Simon Cowell’s latest game show experiment?
Nope: it’s angel investing. And it’s thriving in New York City.
In a conference room overlooking the Manhattan skyline, the New York Angels welcome on an early June day about a half-dozen entrepreneurial teams—peHUB attended the off-record meeting under the expectation we would not publish the companies’ names.
As the packed conference room watches, companies ranging from social media startups to healthcare marketing businesses deliver pitches, noshing down the obligatory mini-Danish, fruit and coffee breakfast spread in a meeting that carries into the early afternoon. To varying degrees, entrepreneurs field questions, receive accolades and then make elevator pitches in the hallway to potential investors looking to get a little more beyond what the presentation had to offer.
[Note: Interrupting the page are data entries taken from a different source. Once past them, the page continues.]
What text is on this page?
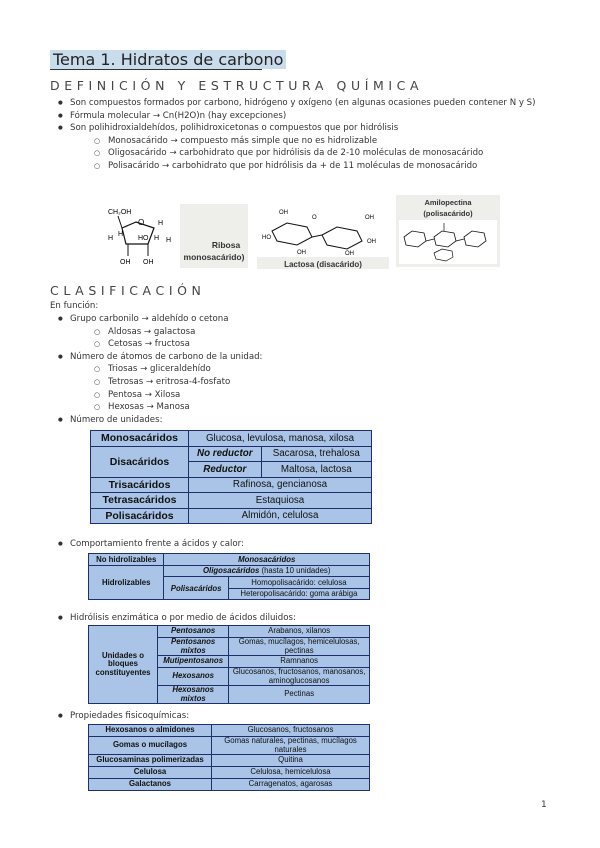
Tema 1. Hidratos de carbono
DEFINICIÓN Y ESTRUCTURA QUÍMICA
● Son compuestos formados por carbono, hidrógeno y oxígeno (en algunas ocasiones pueden contener N y S)
● Fórmula molecular → Cn(H2O)n (hay excepciones)
● Son polihidroxialdehídos, polihidroxicetonas o compuestos que por hidrólisis
○ Monosacárido → compuesto más simple que no es hidrolizable
○ Oligosacárido → carbohidrato que por hidrólisis da de 2-10 moléculas de monosacárido
○ Polisacárido → carbohidrato que por hidrólisis da + de 11 moléculas de monosacárido
CH₂OH
O H
H
H
HO H H
OH OH
Ribosa
monosacárido)
OH
HO
O	OH
OH
OH	OH
Lactosa (disacárido)
Amilopectina
(polisacárido)
CLASIFICACIÓN
En función:
● Grupo carbonilo → aldehído o cetona
○ Aldosas → galactosa
○ Cetosas → fructosa
● Número de átomos de carbono de la unidad:
○ Triosas → gliceraldehído
○ Tetrosas → eritrosa-4-fosfato
○ Pentosa → Xilosa
○ Hexosas → Manosa
● Número de unidades:
Monosacáridos	Glucosa, levulosa, manosa, xilosa	
Disacáridos	No reductor	Sacarosa, trehalosa
	Reductor	Maltosa, lactosa
Trisacáridos	Rafinosa, gencianosa	
Tetrasacáridos	Estaquiosa	
Polisacáridos	Almidón, celulosa	
● Comportamiento frente a ácidos y calor:
No hidrolizables	Monosacáridos	
Hidrolizables	Oligosacáridos (hasta 10 unidades)	
	Polisacáridos	Homopolisacárido: celulosa
		Heteropolisacárido: goma arábiga
● Hidrólisis enzimática o por medio de ácidos diluidos:
Unidades o bloques constituyentes	Pentosanos	Arabanos, xilanos
	Pentosanos mixtos	Gomas, mucílagos, hemicelulosas, pectinas

	Mutipentosanos	Ramnanos
	Hexosanos	Glucosanos, fructosanos, manosanos, aminoglucosanos
	Hexosanos mixtos	Pectinas
● Propiedades fisicoquímicas:
Hexosanos o almidones	Glucosanos, fructosanos
Gomas o mucílagos	Gomas naturales, pectinas, mucílagos naturales
Glucosaminas polimerizadas	Quitina
Celulosa	Celulosa, hemicelulosa
Galactanos	Carragenatos, agarosas
1
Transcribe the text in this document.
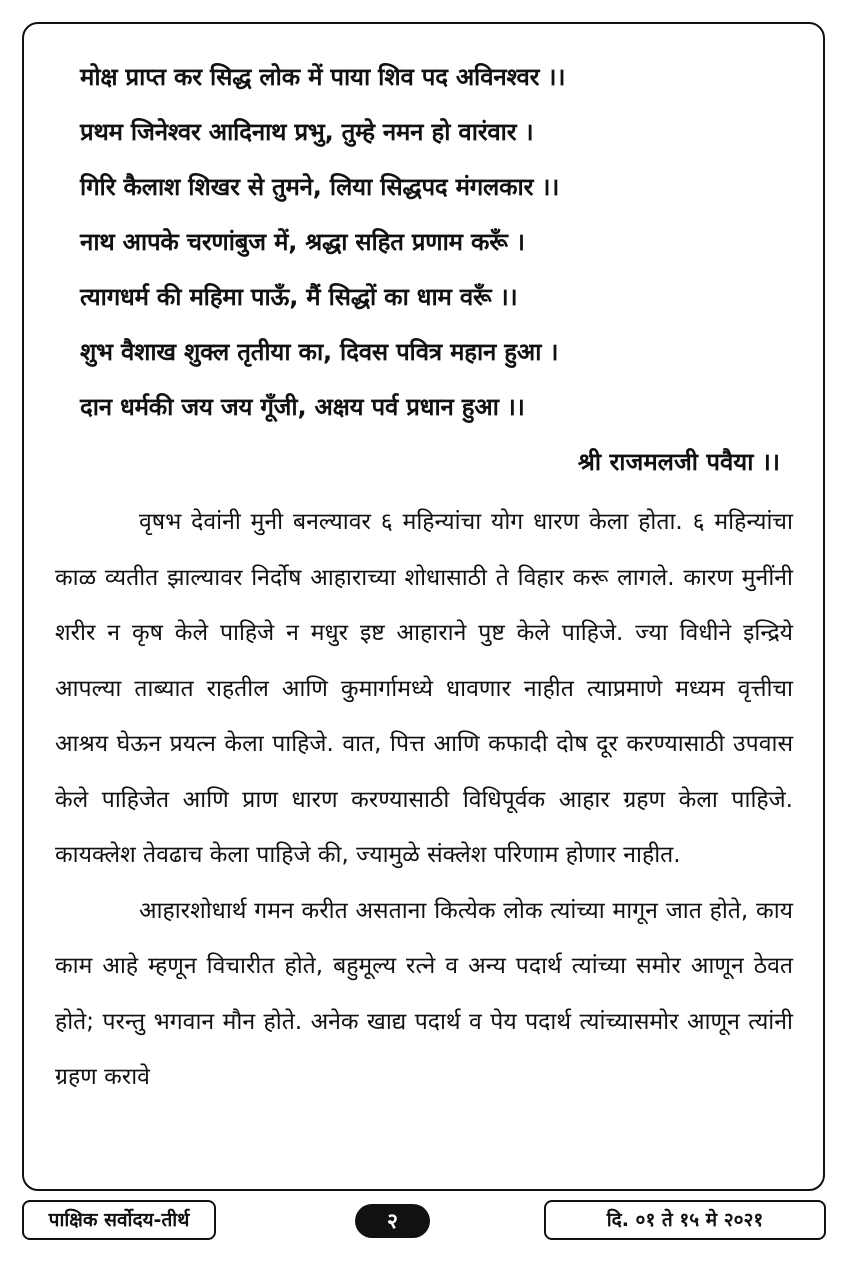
मोक्ष प्राप्त कर सिद्ध लोक में पाया शिव पद अविनश्वर ।।
प्रथम जिनेश्वर आदिनाथ प्रभु, तुम्हे नमन हो वारंवार ।
गिरि कैलाश शिखर से तुमने, लिया सिद्धपद मंगलकार ।।
नाथ आपके चरणांबुज में, श्रद्धा सहित प्रणाम करूँ ।
त्यागधर्म की महिमा पाऊँ, मैं सिद्धों का धाम वरूँ ।।
शुभ वैशाख शुक्ल तृतीया का, दिवस पवित्र महान हुआ ।
दान धर्मकी जय जय गूँजी, अक्षय पर्व प्रधान हुआ ।।
श्री राजमलजी पवैया ।।

वृषभ देवांनी मुनी बनल्यावर ६ महिन्यांचा योग धारण केला होता. ६ महिन्यांचा काळ व्यतीत झाल्यावर निर्दोष आहाराच्या शोधासाठी ते विहार करू लागले. कारण मुनींनी शरीर न कृष केले पाहिजे न मधुर इष्ट आहाराने पुष्ट केले पाहिजे. ज्या विधीने इन्द्रिये आपल्या ताब्यात राहतील आणि कुमार्गामध्ये धावणार नाहीत त्याप्रमाणे मध्यम वृत्तीचा आश्रय घेऊन प्रयत्न केला पाहिजे. वात, पित्त आणि कफादी दोष दूर करण्यासाठी उपवास केले पाहिजेत आणि प्राण धारण करण्यासाठी विधिपूर्वक आहार ग्रहण केला पाहिजे. कायक्लेश तेवढाच केला पाहिजे की, ज्यामुळे संक्लेश परिणाम होणार नाहीत.

आहारशोधार्थ गमन करीत असताना कित्येक लोक त्यांच्या मागून जात होते, काय काम आहे म्हणून विचारीत होते, बहुमूल्य रत्ने व अन्य पदार्थ त्यांच्या समोर आणून ठेवत होते; परन्तु भगवान मौन होते. अनेक खाद्य पदार्थ व पेय पदार्थ त्यांच्यासमोर आणून त्यांनी ग्रहण करावे

पाक्षिक सर्वोदय-तीर्थ	२	दि. ०१ ते १५ मे २०२१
David S. Rose, chairman of the Angels’ board, manages to keep a meeting that could run deep into the afternoon from extending past lunch.
Gesticulating, often wildly, he both ushers presenters to the stage that is little more than a pull-down screen and then shoos them off. In between he offers quick summations of their tech and products to the audience to bring the crowd up to speed, and provides fellow Angels updates on past deals.
It’s a lengthy list to track. Among the Angels are those who invested in uKnow, Viddler, Magnify Networks, Pond5, SetJam, Challenge Post and BioScale. Angels executive director Paul Sciabica points out that the group invested $40 million in more than 70 companies.
Some of their investments have already been realized, a triumph for a group that historically sees average exit times of up to nine years (“Certainly, our spouses do not want to hear that,” he says). But with big-name VCs like Alan Patricof among his network—as well as one of the title-name partners of a New York private equity firm, whose ID we can’t reveal yet—the Angels are fast becoming the in-crowd of the NYC seed investing scene.
The current incarnation of the angels grew from the New York New Media Association, which shuttered most of its various branches during the onset of the first dot-com boom and subsequent bust. NYNMA’s angel investor program wasn’t shut down. Instead, it set out on its own and grew into the angels’ 75-member team.
‘When we started, we were pretty close to the only functional angel game in town,” Rose tells peHUB.
No more. The angel network now counts plenty of New York and nearby angel and seed funding groups among its team, including Golden Seeds, Tevel, ArchAngels, Keiretsu, Life Science.
Because the investment rounds are not publicized, and because the definition of a seed investor seems to defy characterization, blending into the larger base of VC shareholders, it is virtually impossible to peg specific figures to the early-stage investors as an asset class. Still, the momentum of the New York Angels reflects an increased shift toward seed stage investing by a growing number of players that are diversifying the NYC scene beyond just Internet companies, says Canaan Partners’ newest general partner and East Coaster, Warren Lee.
“There has been a clear surge in seed and early stage startup fundings in the New York area over the past 18 months,” he said to peHUB. “That’s a big thing for New York.”